Sunday, August 23, 2009
You don't say? ほんとう
It isn't hard to find badly-written analyses of developments in Taiwan by ill-informed Westerners (not that I know what I'm talking about, either), but one of the most clueless has to be Tom Plate. In his latest commentary to be carried in the Japan Times ジャパンタイムズ, "Scrutinizing the Chinese threat to Taiwan" http://search.japantimes.co.jp/cgi-bin/eo20090823tp.html, Plate surprising gets it right...almost. The first half of his analysis starts off well, summarizing a RAND Corporation ランド研究所 report entitled "A Question of Balance: Political Context and Military Aspects of the China-Taiwan Dispute":
"Their report, concludes that 'while the relationship between Beijing 北京 and T'aipei (Taihoku) 台北 is more stable in 2009 than it has been in years, it is not clear that this honeymoon will last forever. China has not renounced its "right" to use force to forestall Taiwan's "independence," nor discussed amending its anti-secession law 反分裂国家法, nor withdrawn any missiles from the hundreds it points at Taiwan.' At the same time, the report also concludes, the cross-strait military balance is shifting in ways that are problematic for Taiwan's defense: The growing size and quality of China's missile arsenal, along with other advances in Chinese military capabilities, call into question America's and Taiwan's ability to defend the island against a large-scale Chinese attack. This is RAND's nice way of putting it. The un-nice way: If China decided that the only way to annex Taiwan as a kind of Hong Kong 香港 is through invasion, what or who's to stop it? Over the years, the economically surging mainland has built up its short- range missile arsenal to the point where it could, in one terrific blinding strike, wipe out every Taiwan runway. And its air force now has the strength to neutralize Taiwan's...The report is alarming but not alarmist. Prudently worded, it points out that attacking Taiwan would be a lot easier for China than sustaining a land invasion to occupy it...The RAND team points out that the Chinese military buildup is a big threat to U.S. bases in Japan. 'The danger...is sufficiently grave that a credible case can be made that the air war for Taiwan could essentially be over before much of the ("good guy") air forces have even fired a shot.'"

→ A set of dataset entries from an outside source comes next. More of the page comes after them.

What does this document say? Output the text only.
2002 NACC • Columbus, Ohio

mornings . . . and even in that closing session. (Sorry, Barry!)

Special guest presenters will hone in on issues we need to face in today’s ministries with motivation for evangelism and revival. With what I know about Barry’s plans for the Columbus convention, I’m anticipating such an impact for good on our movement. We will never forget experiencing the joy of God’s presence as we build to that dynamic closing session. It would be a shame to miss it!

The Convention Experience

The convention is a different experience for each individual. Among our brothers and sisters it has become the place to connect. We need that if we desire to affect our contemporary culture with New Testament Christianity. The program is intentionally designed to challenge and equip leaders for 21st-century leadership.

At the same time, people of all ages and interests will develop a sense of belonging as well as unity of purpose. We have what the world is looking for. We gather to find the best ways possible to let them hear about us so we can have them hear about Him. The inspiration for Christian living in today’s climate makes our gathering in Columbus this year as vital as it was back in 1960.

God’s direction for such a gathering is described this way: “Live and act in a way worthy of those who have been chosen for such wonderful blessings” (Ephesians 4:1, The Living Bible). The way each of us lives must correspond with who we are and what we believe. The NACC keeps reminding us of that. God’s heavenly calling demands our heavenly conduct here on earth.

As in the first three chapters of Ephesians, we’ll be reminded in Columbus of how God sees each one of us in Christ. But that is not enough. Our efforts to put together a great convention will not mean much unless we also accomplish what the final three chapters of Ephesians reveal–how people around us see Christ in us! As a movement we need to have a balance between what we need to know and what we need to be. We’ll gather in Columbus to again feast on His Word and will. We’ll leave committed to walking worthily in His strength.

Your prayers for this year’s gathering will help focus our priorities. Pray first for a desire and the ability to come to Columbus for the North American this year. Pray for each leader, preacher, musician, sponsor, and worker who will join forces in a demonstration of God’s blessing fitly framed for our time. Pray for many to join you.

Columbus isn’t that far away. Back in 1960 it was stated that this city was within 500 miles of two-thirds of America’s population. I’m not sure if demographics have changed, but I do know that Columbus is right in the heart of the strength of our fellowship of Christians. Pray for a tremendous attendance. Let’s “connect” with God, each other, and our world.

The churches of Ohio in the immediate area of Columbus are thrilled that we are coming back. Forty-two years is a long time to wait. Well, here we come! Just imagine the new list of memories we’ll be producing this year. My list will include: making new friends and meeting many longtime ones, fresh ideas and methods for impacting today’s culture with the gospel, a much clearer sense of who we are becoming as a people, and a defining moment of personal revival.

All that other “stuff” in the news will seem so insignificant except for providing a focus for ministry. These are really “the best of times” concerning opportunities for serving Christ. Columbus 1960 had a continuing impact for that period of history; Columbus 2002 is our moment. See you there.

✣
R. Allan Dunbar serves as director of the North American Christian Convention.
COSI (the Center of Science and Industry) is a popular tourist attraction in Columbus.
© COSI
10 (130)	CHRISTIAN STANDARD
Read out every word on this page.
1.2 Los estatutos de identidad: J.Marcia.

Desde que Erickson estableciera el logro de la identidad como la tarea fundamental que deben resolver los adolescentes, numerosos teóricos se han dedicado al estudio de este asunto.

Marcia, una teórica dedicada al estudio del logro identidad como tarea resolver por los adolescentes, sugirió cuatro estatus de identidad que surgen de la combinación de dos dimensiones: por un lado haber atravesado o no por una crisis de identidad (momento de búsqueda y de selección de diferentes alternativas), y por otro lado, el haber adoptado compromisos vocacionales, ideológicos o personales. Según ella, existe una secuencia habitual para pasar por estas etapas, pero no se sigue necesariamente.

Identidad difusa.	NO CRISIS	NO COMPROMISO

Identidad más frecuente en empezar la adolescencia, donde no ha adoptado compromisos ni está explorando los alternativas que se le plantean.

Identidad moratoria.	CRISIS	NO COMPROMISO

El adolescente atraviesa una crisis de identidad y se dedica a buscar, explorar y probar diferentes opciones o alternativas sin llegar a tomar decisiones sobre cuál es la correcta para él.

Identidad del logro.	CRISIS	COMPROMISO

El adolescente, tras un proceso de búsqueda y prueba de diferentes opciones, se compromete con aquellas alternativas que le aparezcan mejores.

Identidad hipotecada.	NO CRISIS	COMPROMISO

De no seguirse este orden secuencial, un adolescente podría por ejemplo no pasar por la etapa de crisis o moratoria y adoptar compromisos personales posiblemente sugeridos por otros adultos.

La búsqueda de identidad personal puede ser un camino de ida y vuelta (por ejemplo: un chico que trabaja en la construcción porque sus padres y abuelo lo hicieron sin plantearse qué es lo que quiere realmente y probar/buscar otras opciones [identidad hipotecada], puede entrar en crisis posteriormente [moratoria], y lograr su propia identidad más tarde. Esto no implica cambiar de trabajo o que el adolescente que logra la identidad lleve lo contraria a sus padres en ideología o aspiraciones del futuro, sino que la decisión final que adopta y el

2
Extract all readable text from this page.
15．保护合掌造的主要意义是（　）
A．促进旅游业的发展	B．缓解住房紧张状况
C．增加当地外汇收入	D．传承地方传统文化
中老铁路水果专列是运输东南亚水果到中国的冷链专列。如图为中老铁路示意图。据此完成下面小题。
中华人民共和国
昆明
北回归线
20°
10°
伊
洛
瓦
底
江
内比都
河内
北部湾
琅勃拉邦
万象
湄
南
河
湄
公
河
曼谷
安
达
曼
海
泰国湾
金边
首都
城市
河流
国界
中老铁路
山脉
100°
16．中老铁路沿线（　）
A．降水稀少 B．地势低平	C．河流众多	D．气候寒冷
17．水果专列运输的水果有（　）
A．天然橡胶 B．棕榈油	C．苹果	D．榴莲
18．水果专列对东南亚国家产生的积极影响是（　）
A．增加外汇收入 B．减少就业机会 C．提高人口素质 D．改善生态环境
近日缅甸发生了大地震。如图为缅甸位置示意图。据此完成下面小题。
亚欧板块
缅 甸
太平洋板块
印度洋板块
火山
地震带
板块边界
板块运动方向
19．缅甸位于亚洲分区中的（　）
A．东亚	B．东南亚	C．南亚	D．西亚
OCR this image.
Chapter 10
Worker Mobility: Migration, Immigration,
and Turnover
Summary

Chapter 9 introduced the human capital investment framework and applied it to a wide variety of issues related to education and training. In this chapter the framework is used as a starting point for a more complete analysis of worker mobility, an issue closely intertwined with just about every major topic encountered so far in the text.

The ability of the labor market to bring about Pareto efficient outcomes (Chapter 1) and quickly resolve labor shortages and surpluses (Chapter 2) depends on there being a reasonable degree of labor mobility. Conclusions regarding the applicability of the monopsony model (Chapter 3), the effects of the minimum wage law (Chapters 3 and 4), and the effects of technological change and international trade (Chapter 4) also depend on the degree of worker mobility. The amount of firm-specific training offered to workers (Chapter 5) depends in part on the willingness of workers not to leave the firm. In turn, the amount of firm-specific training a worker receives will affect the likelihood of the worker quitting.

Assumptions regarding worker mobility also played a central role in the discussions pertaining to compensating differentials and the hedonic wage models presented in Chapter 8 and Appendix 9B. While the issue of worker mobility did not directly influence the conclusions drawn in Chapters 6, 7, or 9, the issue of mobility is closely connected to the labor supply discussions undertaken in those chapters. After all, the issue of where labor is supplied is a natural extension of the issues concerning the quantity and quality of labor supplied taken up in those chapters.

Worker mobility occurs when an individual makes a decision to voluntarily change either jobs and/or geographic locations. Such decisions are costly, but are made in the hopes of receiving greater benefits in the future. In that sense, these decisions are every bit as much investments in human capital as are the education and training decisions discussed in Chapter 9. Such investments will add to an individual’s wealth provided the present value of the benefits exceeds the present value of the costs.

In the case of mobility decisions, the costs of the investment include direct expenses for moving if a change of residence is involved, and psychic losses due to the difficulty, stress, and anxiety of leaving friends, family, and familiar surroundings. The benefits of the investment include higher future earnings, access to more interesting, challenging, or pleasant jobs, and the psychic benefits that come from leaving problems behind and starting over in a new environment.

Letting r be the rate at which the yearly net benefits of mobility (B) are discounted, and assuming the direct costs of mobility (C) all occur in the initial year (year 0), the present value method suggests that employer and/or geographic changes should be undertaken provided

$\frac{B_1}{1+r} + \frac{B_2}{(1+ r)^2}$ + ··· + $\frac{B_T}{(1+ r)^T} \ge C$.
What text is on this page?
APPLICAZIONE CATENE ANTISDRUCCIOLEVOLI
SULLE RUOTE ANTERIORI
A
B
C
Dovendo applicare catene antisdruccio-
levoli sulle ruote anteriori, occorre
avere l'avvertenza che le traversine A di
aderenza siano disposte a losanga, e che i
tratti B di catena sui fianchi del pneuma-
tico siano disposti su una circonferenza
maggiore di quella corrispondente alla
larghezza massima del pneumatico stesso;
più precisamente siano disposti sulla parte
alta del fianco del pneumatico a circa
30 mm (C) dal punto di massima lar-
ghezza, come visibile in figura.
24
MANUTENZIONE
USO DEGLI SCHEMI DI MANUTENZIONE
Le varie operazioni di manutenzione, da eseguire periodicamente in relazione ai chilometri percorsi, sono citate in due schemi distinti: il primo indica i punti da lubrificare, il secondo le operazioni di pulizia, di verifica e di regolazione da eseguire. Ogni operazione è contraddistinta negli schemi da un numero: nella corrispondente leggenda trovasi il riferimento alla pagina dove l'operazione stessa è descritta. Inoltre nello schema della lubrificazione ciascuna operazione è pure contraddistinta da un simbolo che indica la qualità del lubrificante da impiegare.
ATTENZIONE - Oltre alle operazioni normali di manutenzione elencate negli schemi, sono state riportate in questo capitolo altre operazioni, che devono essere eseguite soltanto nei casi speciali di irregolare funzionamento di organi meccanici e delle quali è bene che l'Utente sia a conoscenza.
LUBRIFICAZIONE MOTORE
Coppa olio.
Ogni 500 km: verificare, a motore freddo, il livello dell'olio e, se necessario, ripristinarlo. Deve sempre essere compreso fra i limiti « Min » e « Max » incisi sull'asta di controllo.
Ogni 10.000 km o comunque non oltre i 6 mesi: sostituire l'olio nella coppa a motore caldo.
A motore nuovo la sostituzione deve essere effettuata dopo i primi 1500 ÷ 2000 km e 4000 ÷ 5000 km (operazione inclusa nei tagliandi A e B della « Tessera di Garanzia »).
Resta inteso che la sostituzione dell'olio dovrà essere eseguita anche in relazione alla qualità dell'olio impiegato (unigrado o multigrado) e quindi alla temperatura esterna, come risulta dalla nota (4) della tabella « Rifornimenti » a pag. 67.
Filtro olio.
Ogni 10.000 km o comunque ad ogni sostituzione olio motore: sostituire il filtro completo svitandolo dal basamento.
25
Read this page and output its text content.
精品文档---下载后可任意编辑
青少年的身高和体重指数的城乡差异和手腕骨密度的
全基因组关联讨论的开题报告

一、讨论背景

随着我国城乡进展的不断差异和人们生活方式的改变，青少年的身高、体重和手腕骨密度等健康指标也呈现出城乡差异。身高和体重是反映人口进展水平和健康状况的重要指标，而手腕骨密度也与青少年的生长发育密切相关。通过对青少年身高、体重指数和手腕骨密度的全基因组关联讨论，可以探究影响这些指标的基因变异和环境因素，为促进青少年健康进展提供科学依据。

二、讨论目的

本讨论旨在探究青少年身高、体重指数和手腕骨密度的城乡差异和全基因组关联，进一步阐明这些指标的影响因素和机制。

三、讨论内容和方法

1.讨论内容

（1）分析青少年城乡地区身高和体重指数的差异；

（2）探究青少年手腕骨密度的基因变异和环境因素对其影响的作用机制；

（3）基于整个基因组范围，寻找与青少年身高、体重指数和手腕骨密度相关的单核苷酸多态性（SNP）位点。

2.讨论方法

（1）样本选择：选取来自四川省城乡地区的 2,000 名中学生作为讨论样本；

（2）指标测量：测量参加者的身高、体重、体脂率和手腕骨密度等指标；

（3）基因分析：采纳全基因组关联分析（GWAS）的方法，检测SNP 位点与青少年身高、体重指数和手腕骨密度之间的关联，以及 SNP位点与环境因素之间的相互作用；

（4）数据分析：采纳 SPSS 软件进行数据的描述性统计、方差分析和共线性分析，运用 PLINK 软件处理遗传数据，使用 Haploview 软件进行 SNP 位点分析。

Where Plate fumbles the ball, as he always does, is when he lets his admiration for Ma Ying-jeou (Ba Eikyū) 馬英九, whom he has variously described in the past as being "handsome", "suave" and "debonair", cloud his interpretation of the threat facing Taiwan:
"(The report) rightly points to the good work of Taiwan's current president, Ma Ying-jeou, elected just last year, to calm Beijing's fears about formal, assertive Taiwan separatism. But skillful as he so far seems, Ma is walking a fine line. Few people in Taiwan would be joyous about formal integration into China, whether politely negotiated Hong Kong-style or through a smash-mouth military takeover. But Ma has been making progress; his effort aims to provide for Taiwan's economic gain without giving away the sovereignty store. Whether the mainland government can remain full of saintly patience while Ma does his gradual thing is a big question."
The truth is that RAND's analysts probably shouldn't waste too much ink writing about China's military threat as the Ma administration has been laying the groundwork for Taiwan to become gradually absorbed into Greater China without the need for shots being fired. This is being accomplished through conscious efforts by government officials to downgrade Taiwan's sovereignty (and at the same time put some distance between Taiwan and Japan), combined with the progress being made to tie Taiwan ever closer economically to China. The thing with Plate is that he doesn't seem to mind. Notice how he doesn't condemn Ma for moving Taiwan closer to the Chinese, but instead describes it as being the correct thing to do. While decrying China's military intimidation, he appears to welcome "reunification". Unfortunately, Plate overlooks what this would mean to the people of Taiwan in the long run - an end to free speech and democracy, and a return to an authoritarian governing system and a police state. He also seems oblivious to what the effect would be on the rest of Asia should Taiwan be "returned to the bosom of the motherland". For a country that promotes aggressive nationalism among its people at home, and has territorial claims to the Senkaku 尖閣諸島, Paracel 西沙諸島 and Spratly 南沙諸島 Islands (not to mention historical assertions about the Goguryeo 高句麗 kingdom - see the Northeast Project 東北工程 http://en.wikipedia.org/wiki/Northeast_Project and http://en.wikipedia.org/wiki/Goguryeo_controversies), Taiwan has the potential to be an unsinkable aircraft carrier, a fact that should keep policymakers from Seoul to Hanoi (not to mention Washington, D.C.) awake at nights.
As for Tom Plate, he really should accept the fact that Ma is already married, get over the crush he has on the man, and limit his geopolitical analyses to the area of Westwood around the UCLA campus.